Orwell (George). “Leída, en 1984, a los diecisiete años, la novela de Orwell era una obra maestra del terror y la angustia. Una obra moderna en el sentido que le dio a la palabra Todorov, distinguiéndola de la literatura antigua: en ésta el horror está sólo al final del relato, en la literatura moderna el horror estaba presente a lo largo de todo el relato.” (p. 27)

Panero (Leopoldo María). “Su poesía es fácil de hacer, de hecho, es más fácil de escribir que de leer, pertenece a ese tipo de obras en las que el lector padece un nivel de exigencia mayor que el que ha padecido el autor”. (p. 127) De los cuatro Paneros, Bonilla se queda con Michi —un no/ escritor más postmoderno— aunque una vez pasados los Novísimos y la Movida, y cuando la transición española se quiso clásica, Juan Luis tuvo sus años de fortuna, según reconoce el xerezano.

Reyes (Alfonso). “Ponle un blog a Alfonso Reyes y no te falla ni una sola mañana, y tienes blog hasta por lo menos dos días después de que se acabe el mundo”. (p. 182).
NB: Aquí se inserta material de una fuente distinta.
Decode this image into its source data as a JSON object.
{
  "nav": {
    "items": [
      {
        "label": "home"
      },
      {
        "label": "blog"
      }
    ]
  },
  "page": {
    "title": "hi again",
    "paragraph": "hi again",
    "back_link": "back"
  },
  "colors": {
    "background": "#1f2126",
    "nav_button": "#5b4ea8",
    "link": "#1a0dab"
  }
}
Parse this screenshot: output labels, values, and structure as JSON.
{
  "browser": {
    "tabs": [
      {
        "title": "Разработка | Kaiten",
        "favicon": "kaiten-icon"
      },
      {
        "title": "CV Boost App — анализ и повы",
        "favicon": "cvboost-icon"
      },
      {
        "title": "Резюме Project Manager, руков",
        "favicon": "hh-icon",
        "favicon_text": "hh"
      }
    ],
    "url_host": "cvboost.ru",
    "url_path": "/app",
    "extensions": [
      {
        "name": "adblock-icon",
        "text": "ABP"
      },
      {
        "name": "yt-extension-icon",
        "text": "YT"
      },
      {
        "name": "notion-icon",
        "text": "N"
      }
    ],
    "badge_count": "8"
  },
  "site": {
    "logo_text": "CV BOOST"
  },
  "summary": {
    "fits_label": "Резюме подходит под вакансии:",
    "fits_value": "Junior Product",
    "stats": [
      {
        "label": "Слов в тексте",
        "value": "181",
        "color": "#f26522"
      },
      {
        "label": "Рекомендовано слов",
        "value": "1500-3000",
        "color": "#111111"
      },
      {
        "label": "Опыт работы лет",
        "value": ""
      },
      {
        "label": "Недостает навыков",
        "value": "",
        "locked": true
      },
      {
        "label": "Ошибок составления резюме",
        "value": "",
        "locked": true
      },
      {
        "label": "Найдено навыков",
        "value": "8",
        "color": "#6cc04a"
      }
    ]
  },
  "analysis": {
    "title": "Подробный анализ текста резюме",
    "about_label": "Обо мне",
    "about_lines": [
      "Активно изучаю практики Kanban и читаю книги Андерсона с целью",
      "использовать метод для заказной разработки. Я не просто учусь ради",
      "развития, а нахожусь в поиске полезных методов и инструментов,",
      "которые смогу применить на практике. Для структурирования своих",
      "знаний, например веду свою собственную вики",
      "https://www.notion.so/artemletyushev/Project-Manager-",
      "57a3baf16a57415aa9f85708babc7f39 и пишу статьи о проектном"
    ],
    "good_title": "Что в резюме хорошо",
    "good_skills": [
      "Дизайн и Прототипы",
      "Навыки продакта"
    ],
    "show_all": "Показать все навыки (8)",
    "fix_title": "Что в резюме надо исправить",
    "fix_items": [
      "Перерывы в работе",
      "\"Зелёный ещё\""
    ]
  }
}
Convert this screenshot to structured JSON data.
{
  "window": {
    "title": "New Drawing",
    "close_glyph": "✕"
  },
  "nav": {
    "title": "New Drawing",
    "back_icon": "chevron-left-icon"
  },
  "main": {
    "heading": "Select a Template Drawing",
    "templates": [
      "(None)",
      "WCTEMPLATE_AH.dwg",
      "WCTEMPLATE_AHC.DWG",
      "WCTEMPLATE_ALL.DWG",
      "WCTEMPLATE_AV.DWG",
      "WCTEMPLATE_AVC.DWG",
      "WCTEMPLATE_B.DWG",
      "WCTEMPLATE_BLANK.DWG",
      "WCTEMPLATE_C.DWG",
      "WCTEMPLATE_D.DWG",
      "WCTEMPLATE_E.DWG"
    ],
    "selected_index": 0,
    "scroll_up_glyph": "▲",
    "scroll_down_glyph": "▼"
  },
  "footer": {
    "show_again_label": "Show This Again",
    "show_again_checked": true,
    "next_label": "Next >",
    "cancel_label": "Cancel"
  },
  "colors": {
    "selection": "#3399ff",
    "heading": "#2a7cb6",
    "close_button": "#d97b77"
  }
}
Vallcorba (Jaume). “Consiguió que funcionara una marca, un estilo, sin ceder un ápice en su ambición de publicar excelente literatura”, dice Bonilla del sofisticado editor fallecido en 2014 y dueño del sello Acantilado, quien logró que Stefan Zweig se vendiera, nuevo, a 25 euros y no en librerías de viejo, a un euro.

Vanguardia latinoamericana “es el nombre de una rara enfermedad que padezco desde hace años, enfermedad que se manifiesta con una salivación excesiva cuando uno se encuentra en una librería de viejo o se coloca en una estantería de libros de poesía de los años diez, veinte y treinta del siglo XX y que a veces te puede perjudicar haciéndote gastar un exceso de dinero en volúmenes que luego no serían capaces de susurrarte un solo verso que merezca pintarse en la peor pared de tu memoria”. (p. 142)

Zaratustra. “Hay muchas discusiones acerca de cuál es la primera obra de la literatura moderna, pero habrá pocas en torno a la cuestión de cuál es la última obra de la literatura antigua: todos estaremos de acuerdo en que es el Zaratustra de Nietzsche”. (p. 19).